/P45

A Python C4.5 implementation

Primary LanguagePython

P45: A Python C4.5 implementation

This is an accurate (or as accurate as possible) re-implementation of the classic C4.5 decision tree algorithm. The implementation includes:

  • separate-and-conquer recursive partitioning method
  • error-based pruning
  • copes with both numeric and categorial attributes directly
  • support for missing values

Current assumptions (when using the build_decision_tree function directly):

  • class attribute is the last attribute of the dataframe
  • data types on the dataframe are correctly set for each column: str for categoritcal attributes and float for numeric attributes

Running P45

There are two options to run the algorihtm, either directly from the command-line or imported as a library.

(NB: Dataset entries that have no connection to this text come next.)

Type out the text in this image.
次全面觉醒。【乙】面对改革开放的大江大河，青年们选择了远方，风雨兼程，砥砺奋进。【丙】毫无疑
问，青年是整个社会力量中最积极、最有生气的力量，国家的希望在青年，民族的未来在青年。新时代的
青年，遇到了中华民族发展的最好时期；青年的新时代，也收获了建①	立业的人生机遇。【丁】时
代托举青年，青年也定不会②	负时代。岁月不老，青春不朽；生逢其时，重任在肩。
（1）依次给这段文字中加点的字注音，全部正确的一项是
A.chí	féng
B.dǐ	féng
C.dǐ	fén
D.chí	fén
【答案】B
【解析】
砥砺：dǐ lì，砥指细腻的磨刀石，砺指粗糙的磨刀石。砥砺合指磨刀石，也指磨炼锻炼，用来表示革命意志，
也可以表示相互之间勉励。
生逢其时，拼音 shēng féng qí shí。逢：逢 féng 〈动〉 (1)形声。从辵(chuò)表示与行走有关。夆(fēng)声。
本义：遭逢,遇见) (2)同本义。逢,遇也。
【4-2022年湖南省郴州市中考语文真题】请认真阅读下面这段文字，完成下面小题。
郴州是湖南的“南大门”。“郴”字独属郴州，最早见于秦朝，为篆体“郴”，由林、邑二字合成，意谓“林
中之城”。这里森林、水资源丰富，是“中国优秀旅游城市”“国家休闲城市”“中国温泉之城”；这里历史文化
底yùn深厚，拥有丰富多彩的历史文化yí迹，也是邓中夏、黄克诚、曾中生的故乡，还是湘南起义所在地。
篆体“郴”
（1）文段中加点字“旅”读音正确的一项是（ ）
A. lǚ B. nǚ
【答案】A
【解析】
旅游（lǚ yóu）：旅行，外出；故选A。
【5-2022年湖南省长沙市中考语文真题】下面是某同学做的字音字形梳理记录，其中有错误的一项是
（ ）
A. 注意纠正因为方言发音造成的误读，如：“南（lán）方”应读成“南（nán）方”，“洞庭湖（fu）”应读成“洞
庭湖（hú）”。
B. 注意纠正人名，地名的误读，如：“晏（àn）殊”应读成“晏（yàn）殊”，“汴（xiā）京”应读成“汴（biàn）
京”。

You may need to install additional dependencies to be able to run the algorithm — easiest way to do that is running the following in your terminal:

pip install -r requirements.txt

Command-line

The command-line allows you to run the algorithm and provide its parameters. The complete set of options can be viewed by running:

python p45.py

This will display a list of commands and their short description:

usage: p45.py [-h] [-m cases] [--seed seed] [--unpruned] [--csv] [-t <test file>] <training file>

P45: A Python C4.5 implementation.

positional arguments:
  <training file>  training file

optional arguments:
  -h, --help       show this help message and exit
  -m cases         minimum number of cases for at least two branches of a split
  --seed seed      random seed value
  --unpruned       disables pruning
  --csv            reads input as a CSV file
  -t <test file>   test file

The minimum set of parameters is to specify the training file:

python p45.py iris.arff

After a successful run, the algorithm produces a decision tree:

P45 [Release 1.0]                                      Thu April 7 06:00:00 2022
-----------------

    Options:
        Pruning=True
        Cases=2
        Seed=0

Class specified by attribute 'Class'

Read 150 cases (4 predictor attributes) from:
    -> iris.arff

Decision tree:

petal-width <= 0.6: Iris-setosa (50.0)
petal-width > 0.6: 
|    petal-width > 1.7: Iris-virginica (46.0/1.0)
|    petal-width <= 1.7: 
|    |    petal-length <= 4.9: Iris-versicolor (48.0/1.0)
|    |    petal-length > 4.9: 
|    |    |    petal-width <= 1.5: Iris-virginica (3.0)
|    |    |    petal-width > 1.5: Iris-versicolor (3.0/1.0)

Time: 2.7 secs

Import

You can also add P45 as a dependency to your project:

import p45

Then you can you can use the build_decision_tree function to create a decision tree. The return of this function is a Node object that represents the root node of the tree. From the root node, you can classify new instances by calling the predict or probabilities functions.

Limitations

Currently the code can take a while to run when using large datasets. The most likely reason for this is the (over-)use of dataframe operations to split the data during the recursive tree creation procedure.